U.S. Current Assessment of Cuban Human Rights

As discussed in a prior post, on April 20, the U.S. State Department released its annual report on the status of human rights in nearly 200 countries around the world. Here is the Executive  Summary of its report on human rights in Cuba in 2017.

Executive Summary

“Cuba is an authoritarian state led by Raul Castro, who is president of the Council of State and Council of Ministers, Communist Party (CP) first secretary, and commander in chief of security forces. The constitution recognizes the CP as the only legal party and the leading force of society and of the state. The government postponed October municipal elections due to recovery efforts related to Hurricane Irma but conducted them in November, although they were neither free nor fair. A CP candidacy commission prescreened all candidates, and the government actively worked to block non-CP approved candidates.”

“The national leadership, including members of the military, maintained effective control over the security forces.”

“The most significant human rights issues included torture of perceived political opponents; harsh and life-threatening prison conditions; politically motivated, sometimes violent, detentions and arrests; a complete absence of judicial independence; arbitrary arrest and detention that was politically motivated and sometimes violent; trial processes that effectively put the burden on the defendant to prove innocence; and political prisoners.”

“ There was arbitrary interference with privacy, including search-and-seizure operations in homes and monitoring and censoring private communications.”

“Freedom of expression was limited to expression that ‘conforms to the goals of socialist society’ with strict censorship punishing even distribution of the Universal Declaration of Human Rights. There were bans on importation of informational materials; strict control of all forms of media; restrictions on the internet, including severely limiting availability and site blocking; restrictions on academic freedom, including punishment for any deviation from the government line; criminalization of criticism of government leaders; and severe limitations on academic and cultural freedom, including on library access.”

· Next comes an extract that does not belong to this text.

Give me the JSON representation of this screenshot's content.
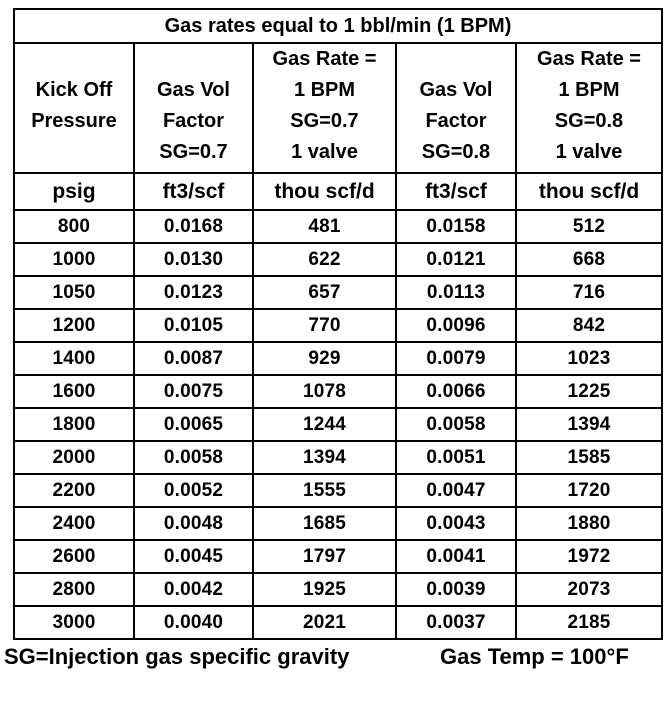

“There were restrictions on rights of assembly to those that the government deemed to be “’against the existence and objectives of the socialist state;’ criminalization of gatherings of three or more not authorized by the government, and use of government-organized acts of repudiation in the form of mobs organized to assault and disperse those who assembled peacefully; denial of freedom of association, including refusal to recognize independent associations; restrictions on internal and external freedom of movement; restriction of participation in the political process to those approved by the government; official corruption; outlawing of independent trade unions; compulsory labor; and trafficking in persons.”

“Government officials, at the direction of their superiors, committed most human rights abuses. Impunity for the perpetrators remained widespread.”

Conclusion

I believe that a lot of what this Report says about Cuba is true. But it reflects a common failure of Americans to recognize and appreciate Cuba’s situation. As a relatively poor, small nation, Cuba has faced over the last 59 years a vastly larger, wealthier, stronger United States which has overtly and secretly attempted to impose or encourage regime change on the island. Under those circumstances, it should be easy for Americans to understand why Cuba has sought to control opposition.